Steel was recently named chief executive of Wachovia, which has now reported a loss of nearly $9 billion for its second quarter and cut its number to be divided to nearly zero.

Wachovia has been roiled by the collapse in the mortgage market. Nearly half of its pledge lending has been in California and Florida, two states with some of the highest foreclosure rates in the nation. Its overexposure came as a result of the acquisition of Golden West, a California lender bought at the elevation of the housing boom.

The architect of that deal, Ken Thompson, was ousted as C.E.O. last month, and Wachovia turned to Steel, who was vice chairman of Goldman Sachs before joining Henry Paulson at the Treasury Department.

Wachovia’s dismal results will add to the gloom over the financial sector, gloom that was briefly lifted by better-than-expected—or perhaps more accurately, not-as-bad-as expected—results from Citigroup and Bank of America. On Monday, American Expres reported an unexpected 38 percent decline in earnings.

Wachovia lost $8.66 billion, or $4.20 per share, compared with a profit of $2.34 billion, or $1.22 per share. Revenue fell 14 percent, to $7.5 billion. The bank added $5.6 billion to its loan loss reserve to cover net charge-offs and increase the reserve by $4.2 billion.

"These bottom-line results are disappointing and unacceptable," said Lanty L. Smith, Wachovia’s presiding officer, who served as interim chief executive officer beginning June 1. "While to some degree they reflect industry headwinds and weaker macroeconomic conditions, they also reflect performance for which we at Wachovia accept responsibility."

Wachovia is cutting its dividend a second particular period this year, to 5 cents, from 37.5 cents. The bank estimates the move will save $700 million of capital each quarter.

It is also exiting its wholesale pledge commerce and plans to fire more than 6,300 employees.

This is a bank that is moving aggressively to slash and burn so that it might regard a chance to start growing again. Steel, who has no commercial banking experience, be inclined need to be a quick study if Wachovia is to be left behind independent.


July 22nd, 2008

The New Model of Celebrity Athlete

Posted by admin in Shopping

Perhaps this explains those late-night consultations with Madonna?

New York Yankees slugger Alex Rodriguez has signed by the Hollywood talent agency William Morris, Matthew Futterman of the Wall Street Journal reports.

The deal, the terms of which were not disclosed, underscores how sports stars have become celebrities as big as—if not bigger than—Hollywood and TV stars.

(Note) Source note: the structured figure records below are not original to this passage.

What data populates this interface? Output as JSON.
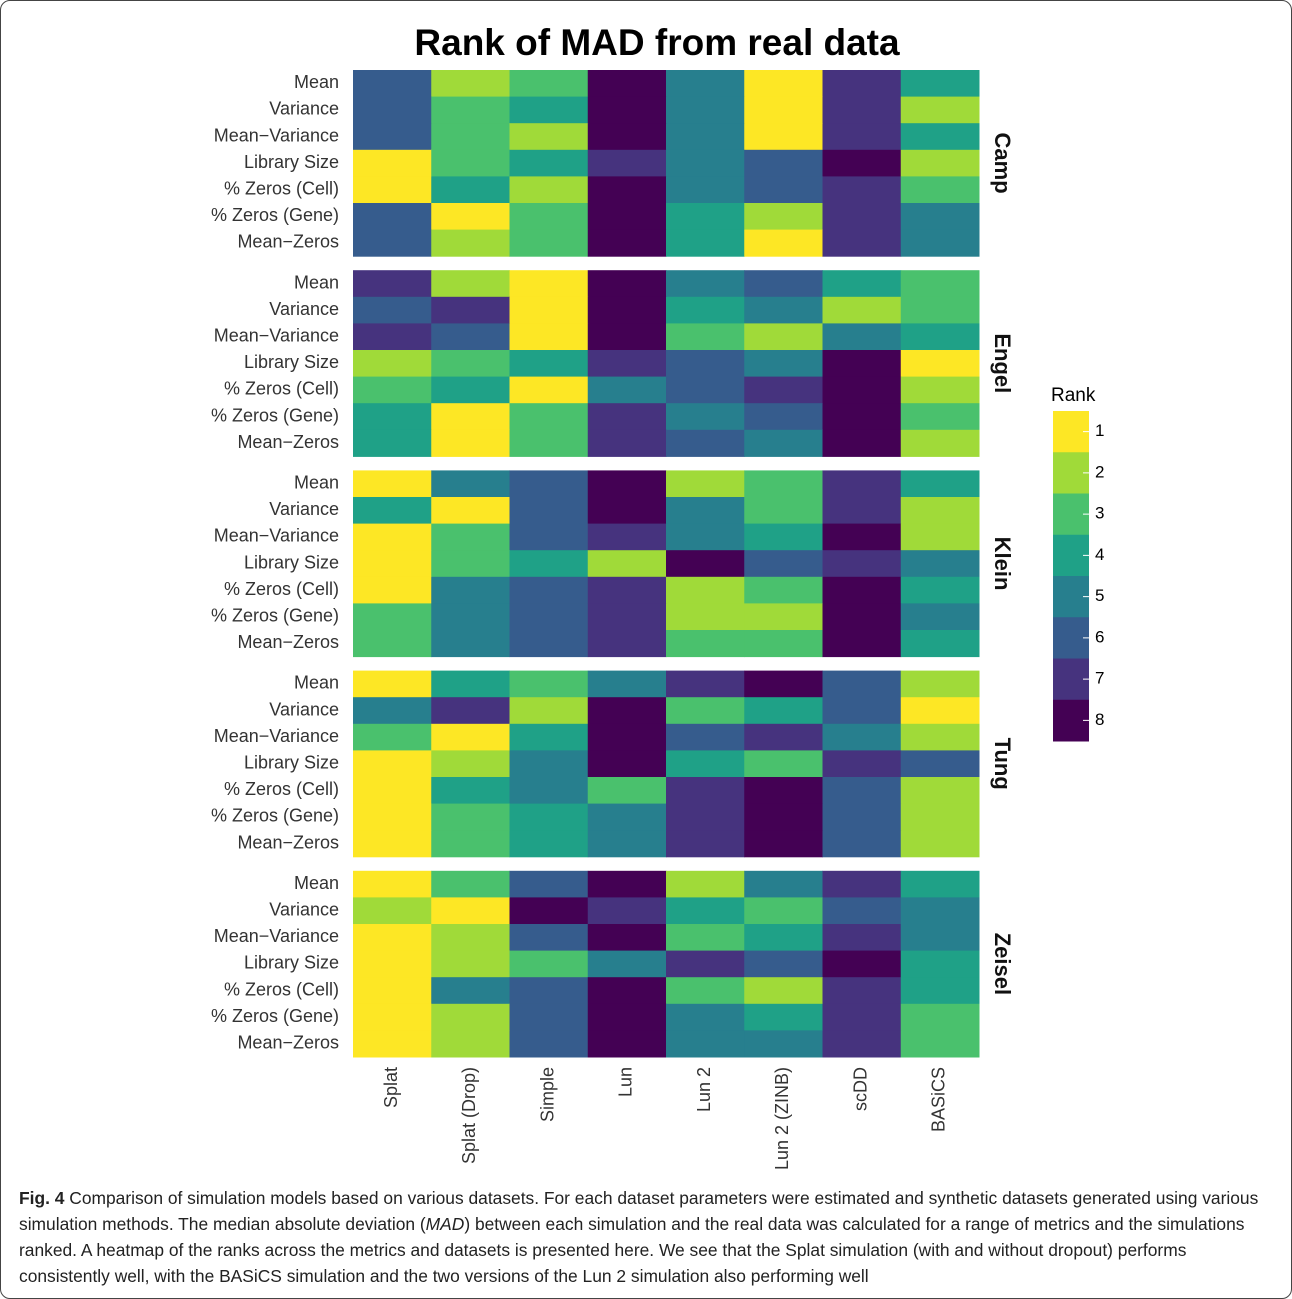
{
  "chart_data": {
    "type": "heatmap",
    "title": "Rank of MAD from real data",
    "x_categories": [
      "Splat",
      "Splat (Drop)",
      "Simple",
      "Lun",
      "Lun 2",
      "Lun 2 (ZINB)",
      "scDD",
      "BASiCS"
    ],
    "y_categories": [
      "Mean",
      "Variance",
      "Mean−Variance",
      "Library Size",
      "% Zeros (Cell)",
      "% Zeros (Gene)",
      "Mean−Zeros"
    ],
    "panels": [
      {
        "name": "Camp",
        "values": [
          [
            6,
            2,
            3,
            8,
            5,
            1,
            7,
            4
          ],
          [
            6,
            3,
            4,
            8,
            5,
            1,
            7,
            2
          ],
          [
            6,
            3,
            2,
            8,
            5,
            1,
            7,
            4
          ],
          [
            1,
            3,
            4,
            7,
            5,
            6,
            8,
            2
          ],
          [
            1,
            4,
            2,
            8,
            5,
            6,
            7,
            3
          ],
          [
            6,
            1,
            3,
            8,
            4,
            2,
            7,
            5
          ],
          [
            6,
            2,
            3,
            8,
            4,
            1,
            7,
            5
          ]
        ]
      },
      {
        "name": "Engel",
        "values": [
          [
            7,
            2,
            1,
            8,
            5,
            6,
            4,
            3
          ],
          [
            6,
            7,
            1,
            8,
            4,
            5,
            2,
            3
          ],
          [
            7,
            6,
            1,
            8,
            3,
            2,
            5,
            4
          ],
          [
            2,
            3,
            4,
            7,
            6,
            5,
            8,
            1
          ],
          [
            3,
            4,
            1,
            5,
            6,
            7,
            8,
            2
          ],
          [
            4,
            1,
            3,
            7,
            5,
            6,
            8,
            3
          ],
          [
            4,
            1,
            3,
            7,
            6,
            5,
            8,
            2
          ]
        ]
      },
      {
        "name": "Klein",
        "values": [
          [
            1,
            5,
            6,
            8,
            2,
            3,
            7,
            4
          ],
          [
            4,
            1,
            6,
            8,
            5,
            3,
            7,
            2
          ],
          [
            1,
            3,
            6,
            7,
            5,
            4,
            8,
            2
          ],
          [
            1,
            3,
            4,
            2,
            8,
            6,
            7,
            5
          ],
          [
            1,
            5,
            6,
            7,
            2,
            3,
            8,
            4
          ],
          [
            3,
            5,
            6,
            7,
            2,
            2,
            8,
            5
          ],
          [
            3,
            5,
            6,
            7,
            3,
            3,
            8,
            4
          ]
        ]
      },
      {
        "name": "Tung",
        "values": [
          [
            1,
            4,
            3,
            5,
            7,
            8,
            6,
            2
          ],
          [
            5,
            7,
            2,
            8,
            3,
            4,
            6,
            1
          ],
          [
            3,
            1,
            4,
            8,
            6,
            7,
            5,
            2
          ],
          [
            1,
            2,
            5,
            8,
            4,
            3,
            7,
            6
          ],
          [
            1,
            4,
            5,
            3,
            7,
            8,
            6,
            2
          ],
          [
            1,
            3,
            4,
            5,
            7,
            8,
            6,
            2
          ],
          [
            1,
            3,
            4,
            5,
            7,
            8,
            6,
            2
          ]
        ]
      },
      {
        "name": "Zeisel",
        "values": [
          [
            1,
            3,
            6,
            8,
            2,
            5,
            7,
            4
          ],
          [
            2,
            1,
            8,
            7,
            4,
            3,
            6,
            5
          ],
          [
            1,
            2,
            6,
            8,
            3,
            4,
            7,
            5
          ],
          [
            1,
            2,
            3,
            5,
            7,
            6,
            8,
            4
          ],
          [
            1,
            5,
            6,
            8,
            3,
            2,
            7,
            4
          ],
          [
            1,
            2,
            6,
            8,
            5,
            4,
            7,
            3
          ],
          [
            1,
            2,
            6,
            8,
            5,
            5,
            7,
            3
          ]
        ]
      }
    ],
    "legend": {
      "title": "Rank",
      "ticks": [
        1,
        2,
        3,
        4,
        5,
        6,
        7,
        8
      ],
      "colors": [
        "#FDE725",
        "#A0DA39",
        "#4AC16D",
        "#1FA187",
        "#277F8E",
        "#365C8D",
        "#46337E",
        "#440154"
      ]
    }
  },
  "caption": {
    "label": "Fig. 4",
    "parts": [
      "Comparison of simulation models based on various datasets. For each dataset parameters were estimated and synthetic datasets generated using various simulation methods. The median absolute deviation (",
      "MAD",
      ") between each simulation and the real data was calculated for a range of metrics and the simulations ranked. A heatmap of the ranks across the metrics and datasets is presented here. We see that the Splat simulation (with and without dropout) performs consistently well, with the BASiCS simulation and the two versions of the Lun 2 simulation also performing well"
    ]
  }
}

And athletes are doing more than product endorsements.

Of course, that has been obvious for several decades, ever since Michael Jordan revolutionized the idea of some athlete as a stigma and made 23 a nearly sacred number.

A-Rod clearly has room to do better on the nonbaseball-income front. He has a 10-year contract by the Yankees worth $2.75 million. But Sports Illustrated estimates that he will receive just $6 million in endorsements this year.

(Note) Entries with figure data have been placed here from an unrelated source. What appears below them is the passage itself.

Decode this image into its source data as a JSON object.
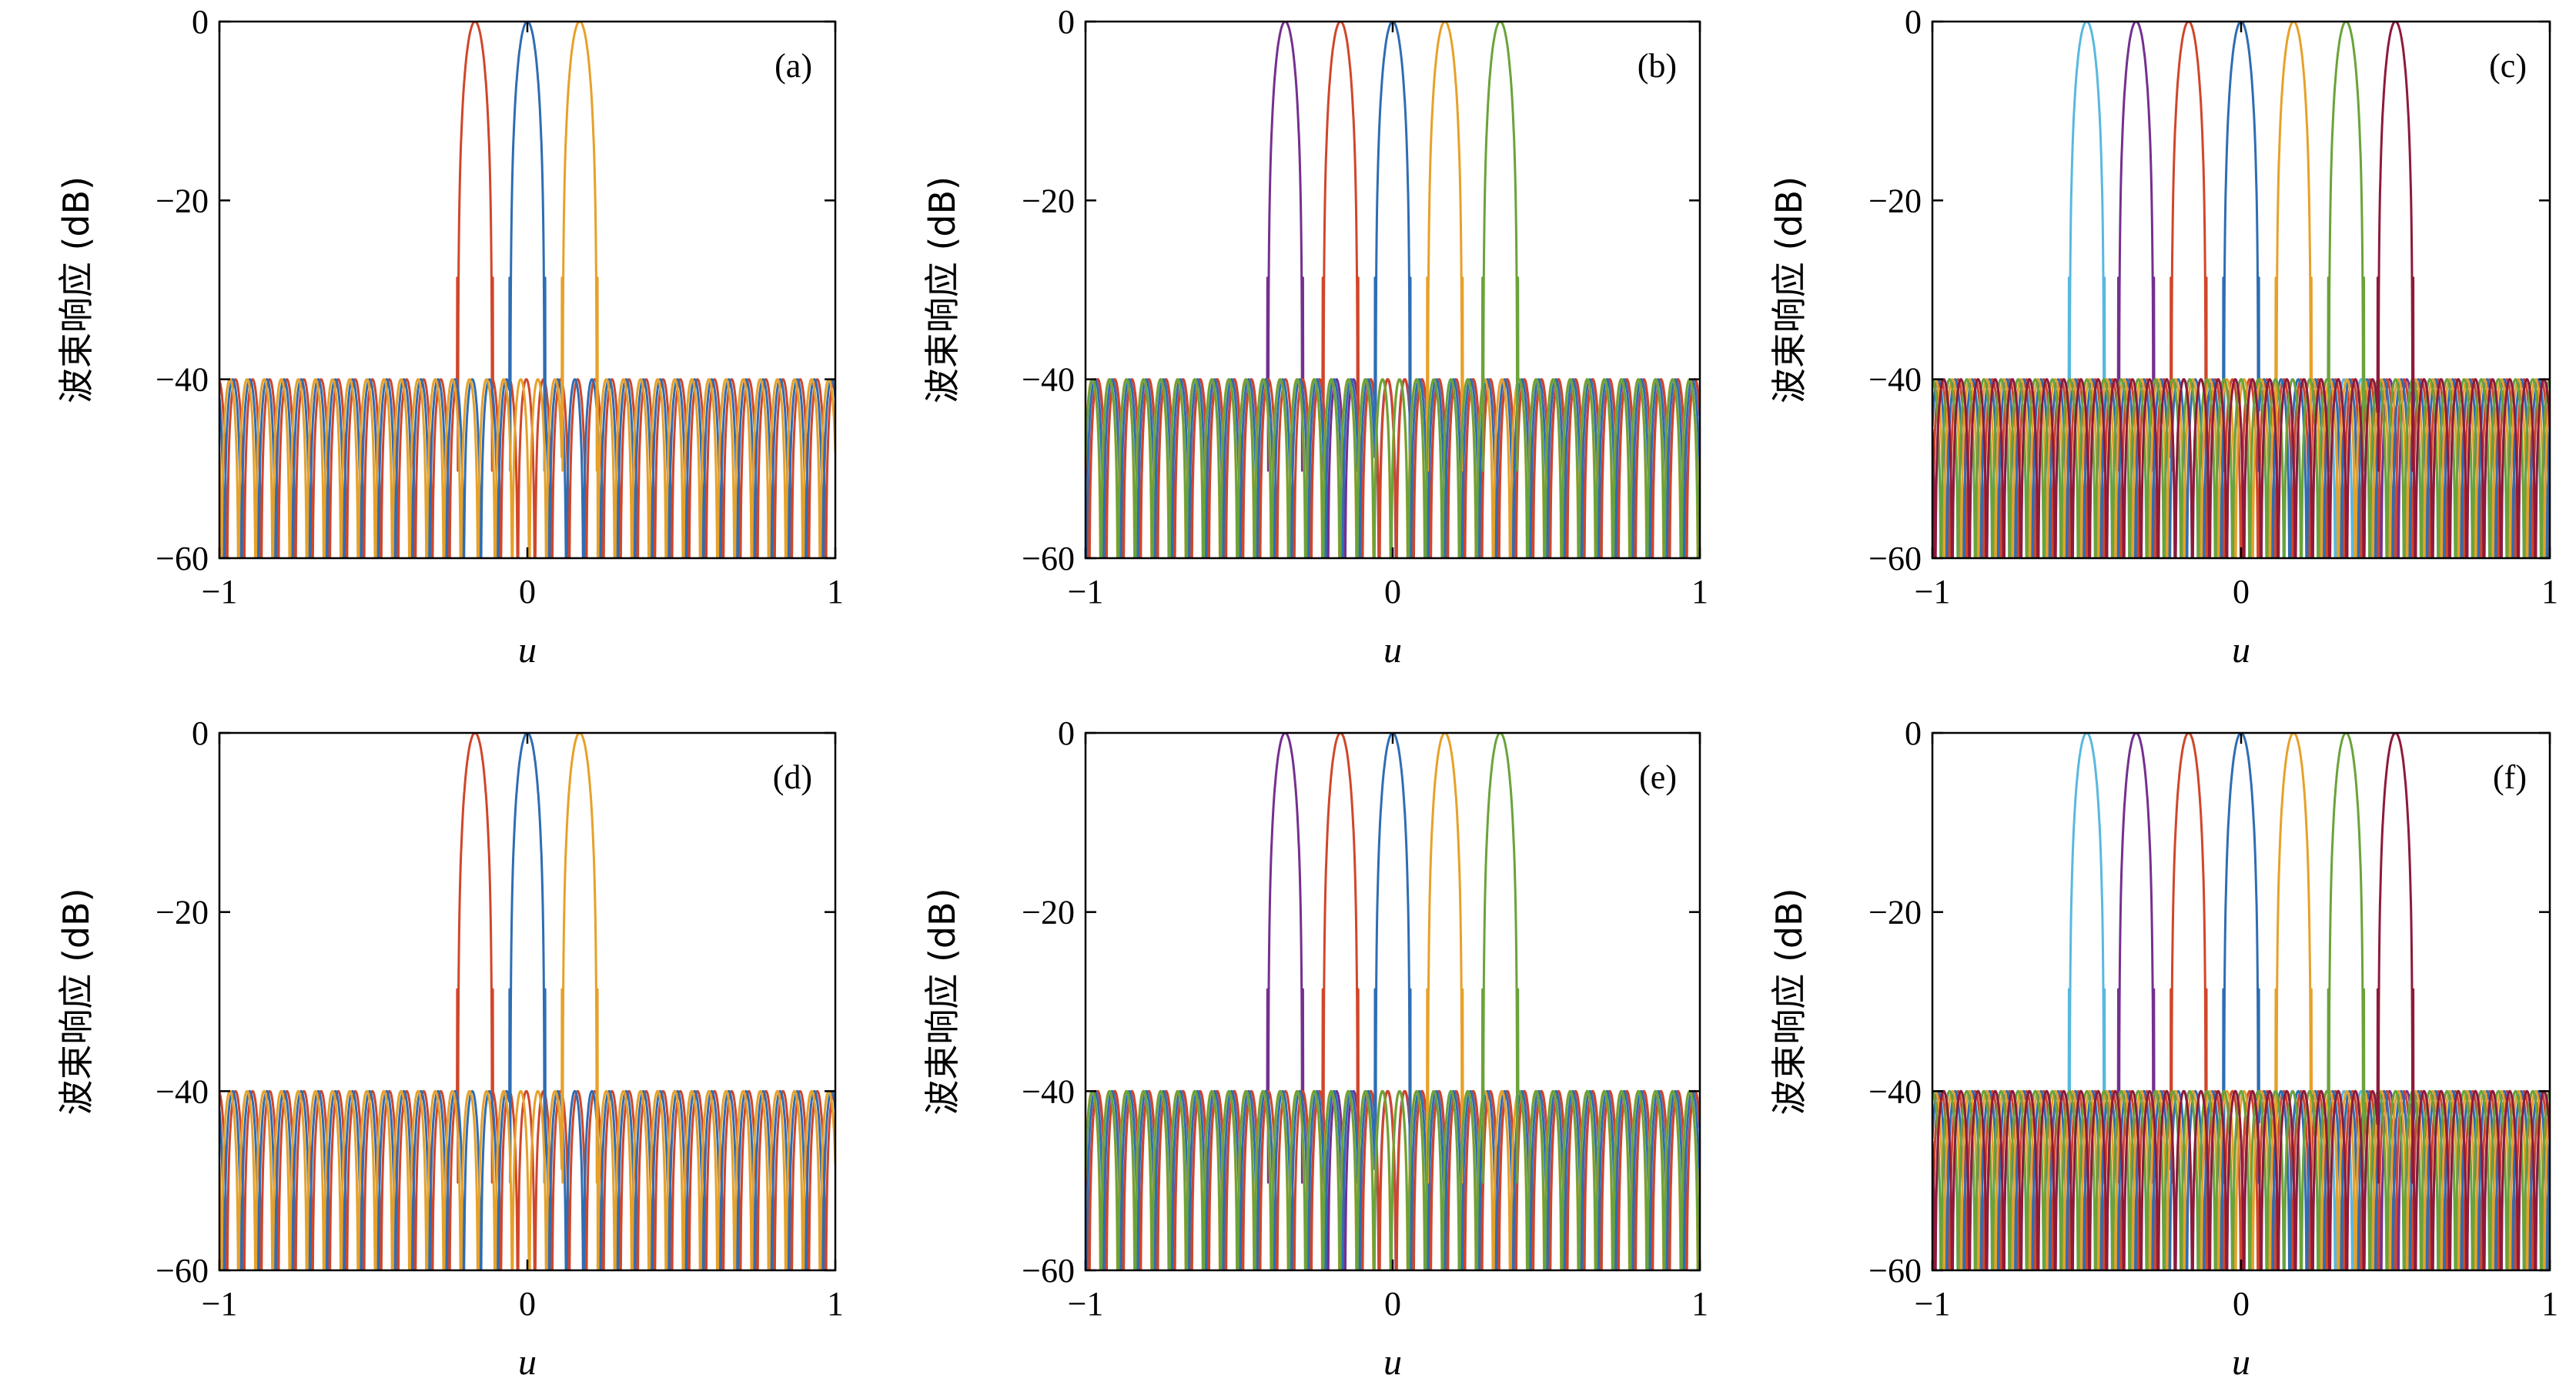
{
  "colors": {
    "blue": "#2e6db4",
    "red": "#d0462a",
    "yellow": "#e6a12a",
    "orange": "#e8781f",
    "purple": "#74308f",
    "green": "#6aa33a",
    "cyan": "#58b8df",
    "maroon": "#8e1a3a"
  },
  "chart_data": [
    {
      "type": "line",
      "panel_label": "(a)",
      "xlabel": "u",
      "ylabel": "波束响应 (dB)",
      "xlim": [
        -1,
        1
      ],
      "ylim": [
        -60,
        0
      ],
      "xticks": [
        "−1",
        "0",
        "1"
      ],
      "yticks": [
        "0",
        "−20",
        "−40",
        "−60"
      ],
      "grid": false,
      "sidelobe_level_db": -40,
      "series": [
        {
          "color": "#d0462a",
          "peak_u": -0.17,
          "peak_db": 0
        },
        {
          "color": "#2e6db4",
          "peak_u": 0.0,
          "peak_db": 0
        },
        {
          "color": "#e6a12a",
          "peak_u": 0.17,
          "peak_db": 0
        }
      ]
    },
    {
      "type": "line",
      "panel_label": "(b)",
      "xlabel": "u",
      "ylabel": "波束响应 (dB)",
      "xlim": [
        -1,
        1
      ],
      "ylim": [
        -60,
        0
      ],
      "xticks": [
        "−1",
        "0",
        "1"
      ],
      "yticks": [
        "0",
        "−20",
        "−40",
        "−60"
      ],
      "grid": false,
      "sidelobe_level_db": -40,
      "series": [
        {
          "color": "#74308f",
          "peak_u": -0.35,
          "peak_db": 0
        },
        {
          "color": "#d0462a",
          "peak_u": -0.17,
          "peak_db": 0
        },
        {
          "color": "#2e6db4",
          "peak_u": 0.0,
          "peak_db": 0
        },
        {
          "color": "#e6a12a",
          "peak_u": 0.17,
          "peak_db": 0
        },
        {
          "color": "#6aa33a",
          "peak_u": 0.35,
          "peak_db": 0
        }
      ]
    },
    {
      "type": "line",
      "panel_label": "(c)",
      "xlabel": "u",
      "ylabel": "波束响应 (dB)",
      "xlim": [
        -1,
        1
      ],
      "ylim": [
        -60,
        0
      ],
      "xticks": [
        "−1",
        "0",
        "1"
      ],
      "yticks": [
        "0",
        "−20",
        "−40",
        "−60"
      ],
      "grid": false,
      "sidelobe_level_db": -40,
      "series": [
        {
          "color": "#58b8df",
          "peak_u": -0.5,
          "peak_db": 0
        },
        {
          "color": "#74308f",
          "peak_u": -0.34,
          "peak_db": 0
        },
        {
          "color": "#d0462a",
          "peak_u": -0.17,
          "peak_db": 0
        },
        {
          "color": "#2e6db4",
          "peak_u": 0.0,
          "peak_db": 0
        },
        {
          "color": "#e6a12a",
          "peak_u": 0.17,
          "peak_db": 0
        },
        {
          "color": "#6aa33a",
          "peak_u": 0.34,
          "peak_db": 0
        },
        {
          "color": "#8e1a3a",
          "peak_u": 0.5,
          "peak_db": 0
        }
      ]
    },
    {
      "type": "line",
      "panel_label": "(d)",
      "xlabel": "u",
      "ylabel": "波束响应 (dB)",
      "xlim": [
        -1,
        1
      ],
      "ylim": [
        -60,
        0
      ],
      "xticks": [
        "−1",
        "0",
        "1"
      ],
      "yticks": [
        "0",
        "−20",
        "−40",
        "−60"
      ],
      "grid": false,
      "sidelobe_level_db": -40,
      "series": [
        {
          "color": "#d0462a",
          "peak_u": -0.17,
          "peak_db": 0
        },
        {
          "color": "#2e6db4",
          "peak_u": 0.0,
          "peak_db": 0
        },
        {
          "color": "#e6a12a",
          "peak_u": 0.17,
          "peak_db": 0
        }
      ]
    },
    {
      "type": "line",
      "panel_label": "(e)",
      "xlabel": "u",
      "ylabel": "波束响应 (dB)",
      "xlim": [
        -1,
        1
      ],
      "ylim": [
        -60,
        0
      ],
      "xticks": [
        "−1",
        "0",
        "1"
      ],
      "yticks": [
        "0",
        "−20",
        "−40",
        "−60"
      ],
      "grid": false,
      "sidelobe_level_db": -40,
      "series": [
        {
          "color": "#74308f",
          "peak_u": -0.35,
          "peak_db": 0
        },
        {
          "color": "#d0462a",
          "peak_u": -0.17,
          "peak_db": 0
        },
        {
          "color": "#2e6db4",
          "peak_u": 0.0,
          "peak_db": 0
        },
        {
          "color": "#e6a12a",
          "peak_u": 0.17,
          "peak_db": 0
        },
        {
          "color": "#6aa33a",
          "peak_u": 0.35,
          "peak_db": 0
        }
      ]
    },
    {
      "type": "line",
      "panel_label": "(f)",
      "xlabel": "u",
      "ylabel": "波束响应 (dB)",
      "xlim": [
        -1,
        1
      ],
      "ylim": [
        -60,
        0
      ],
      "xticks": [
        "−1",
        "0",
        "1"
      ],
      "yticks": [
        "0",
        "−20",
        "−40",
        "−60"
      ],
      "grid": false,
      "sidelobe_level_db": -40,
      "series": [
        {
          "color": "#58b8df",
          "peak_u": -0.5,
          "peak_db": 0
        },
        {
          "color": "#74308f",
          "peak_u": -0.34,
          "peak_db": 0
        },
        {
          "color": "#d0462a",
          "peak_u": -0.17,
          "peak_db": 0
        },
        {
          "color": "#2e6db4",
          "peak_u": 0.0,
          "peak_db": 0
        },
        {
          "color": "#e6a12a",
          "peak_u": 0.17,
          "peak_db": 0
        },
        {
          "color": "#6aa33a",
          "peak_u": 0.34,
          "peak_db": 0
        },
        {
          "color": "#8e1a3a",
          "peak_u": 0.5,
          "peak_db": 0
        }
      ]
    }
  ]
}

"A-Rod needs a steady hand to manage all aspects of how he is positioned within and beyond baseball," David Carter, executive director of the Sports Business Institute at the University of Southern California, told Bloomberg News. "William Morris delivers that steadiness, as well as a deep set of relationships with corporate America."

Scott Boras, whom Rodriguez did an period run on when the agent announced during the World Series last fall that his client would opt out of his Yankees contract, will continue to handle A-Rod’s baseball matters.

The star potential of the Yankees’ third baseman is huge. Destined for the Hall of Fame, he is sufficiently on his way toward eventually overtaking Barry Bonds as baseball’s all-time slugger. He is a comely man who is always pleasant in public.

But there are also negative factors for any marketer. His wife is divorcing him amid tabloid stories about a relationship with Madonna. And perversely, malignity all his attributes and his extraordinary record, A-Rod is not universally loved by baseball fans.

Even many Yankee fans see A-Rod being of the kind which a cold, aloof star compared with the clutch team captain Derek Jeter. How do you translate that into marketing prowess?

That is the challenge for William Morris, which has an expanding sports roster that includes Michelle Wie, Serena Williams, and Kevin Garnett of the Boston Celtics.